We investigate the potential of learning visual representations using synthetic images generated by text-to-image models. This is a natural question in the light of the excellent performance of such models in generating high-quality images. We consider specifically the Stable Diffusion, one of the leading open source text-to-image models. We show that (1) when the generative model is configured with proper classifier-free guidance scale, training self-supervised methods on synthetic images can match or beat the real image counterpart; (2) by treating the multiple images generated from the same text prompt as positives for each other, we develop a multi-positive contrastive learning method, which we call StableRep. With solely synthetic images, the representations learned by StableRep surpass the performance of representations learned by SimCLR and CLIP using the same set of text prompts and corresponding real images, on large scale datasets. When we further add language supervision, StableRep trained with 20M synthetic images achieves better accuracy than CLIP trained with 50M real images.
Paper Structure (27 sections, 4 equations, 9 figures, 19 tables, 1 algorithm)

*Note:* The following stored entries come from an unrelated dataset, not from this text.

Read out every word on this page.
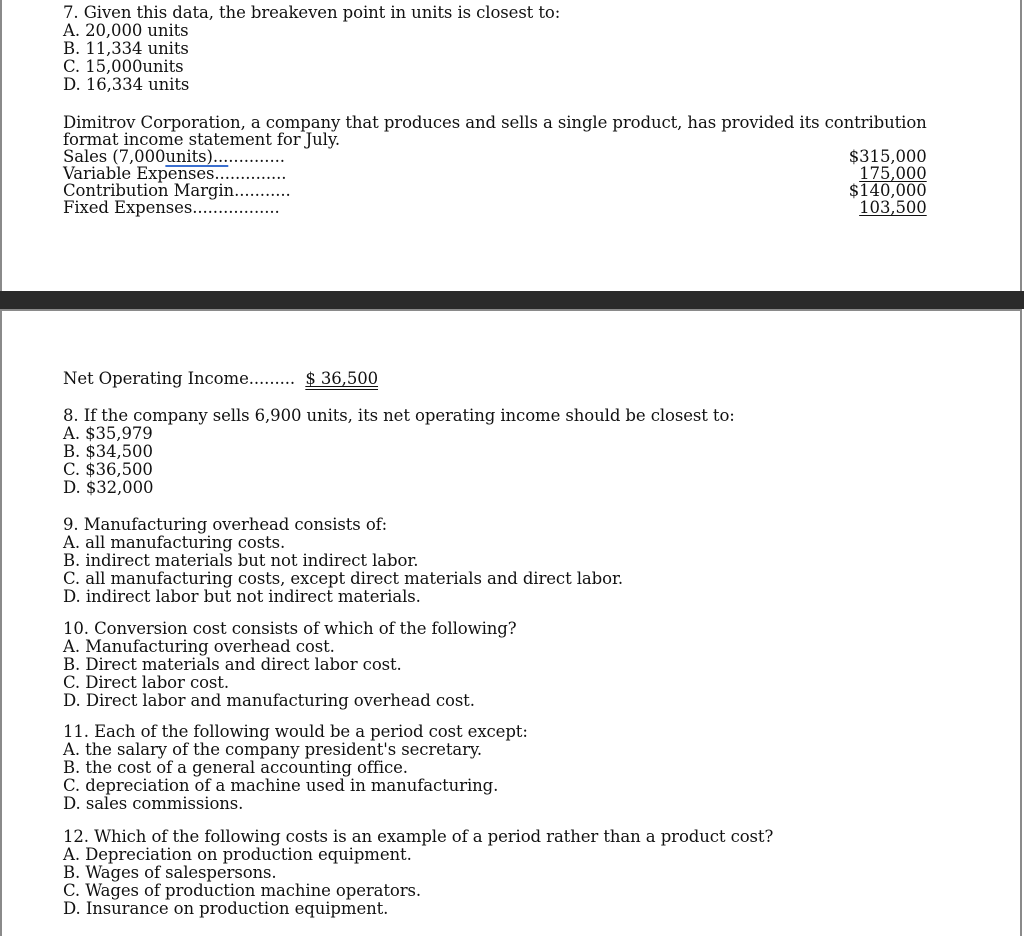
7. Given this data, the breakeven point in units is closest to:
A. 20,000 units
B. 11,334 units
C. 15,000units
D. 16,334 units
Dimitrov Corporation, a company that produces and sells a single product, has provided its contribution
format income statement for July.
Sales (7,000units)..............	$315,000
Variable Expenses..............	175,000
Contribution Margin...........	$140,000
Fixed Expenses.................	103,500
Net Operating Income......... $ 36,500
8. If the company sells 6,900 units, its net operating income should be closest to:
A. $35,979
B. $34,500
C. $36,500
D. $32,000
9. Manufacturing overhead consists of:
A. all manufacturing costs.
B. indirect materials but not indirect labor.
C. all manufacturing costs, except direct materials and direct labor.
D. indirect labor but not indirect materials.
10. Conversion cost consists of which of the following?
A. Manufacturing overhead cost.
B. Direct materials and direct labor cost.
C. Direct labor cost.
D. Direct labor and manufacturing overhead cost.
11. Each of the following would be a period cost except:
A. the salary of the company president's secretary.
B. the cost of a general accounting office.
C. depreciation of a machine used in manufacturing.
D. sales commissions.
12. Which of the following costs is an example of a period rather than a product cost?
A. Depreciation on production equipment.
B. Wages of salespersons.
C. Wages of production machine operators.
D. Insurance on production equipment.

This paper contains 27 sections, 4 equations, 9 figures, 19 tables, 1 algorithm.

Figures (9)

  • Figure 1: Left: traditional visual representation learning relies on a dataset of real images to train an image embedding function. Right: we view generative models as datasets that allow us to sample images from the data distribution. In our study, we leverage text-to-image models (Stable Diffusion ldm) and treat multiple images synthesized from the same prompt as positives for contrastive representation learning.
  • Figure 2: Performance of linear probes on ImageNet as a function of the guidance scale of Stable Diffusion generation. Left: using SimCLR as pre-training; Right: using MAE as pre-training. In both cases, we see pre-training on synthetic images that are generated by Stable Diffusion with a guidance scale between 6 and 8, gives a significant boost over training only on real images. We used the CC3M dataset for these experiments.
  • Figure 3: Training self-supervised methods on synthetic images can be better than, or on par with, real images of the same sample size. Left: CC3M dataset; Right: CC12M dataset
  • Figure 4: We compare our pipeline (C) to that of (A) SimCLR; (B) CLIP. In SimCLR, the real image is augmented to give two views which are contrasted against each other through the same encoder. For CLIP, a real image and corresponding real caption are passed into image and text encoder, the image is augmented (usually more weakly than for SimCLR) followed by a contrastive loss. In our pipeline, each real caption is passed into Stable Diffusion (SD) to generate a number of synthetic images. These synthetic images are then augmented as in SimCLR, and treated as positives for each other in a multi-positive contrastive loss.
  • Figure 5: ImageNet zero-shot accuracy with different Stable Diffusion generation guidance scale $w$, using CLIP as pre-training.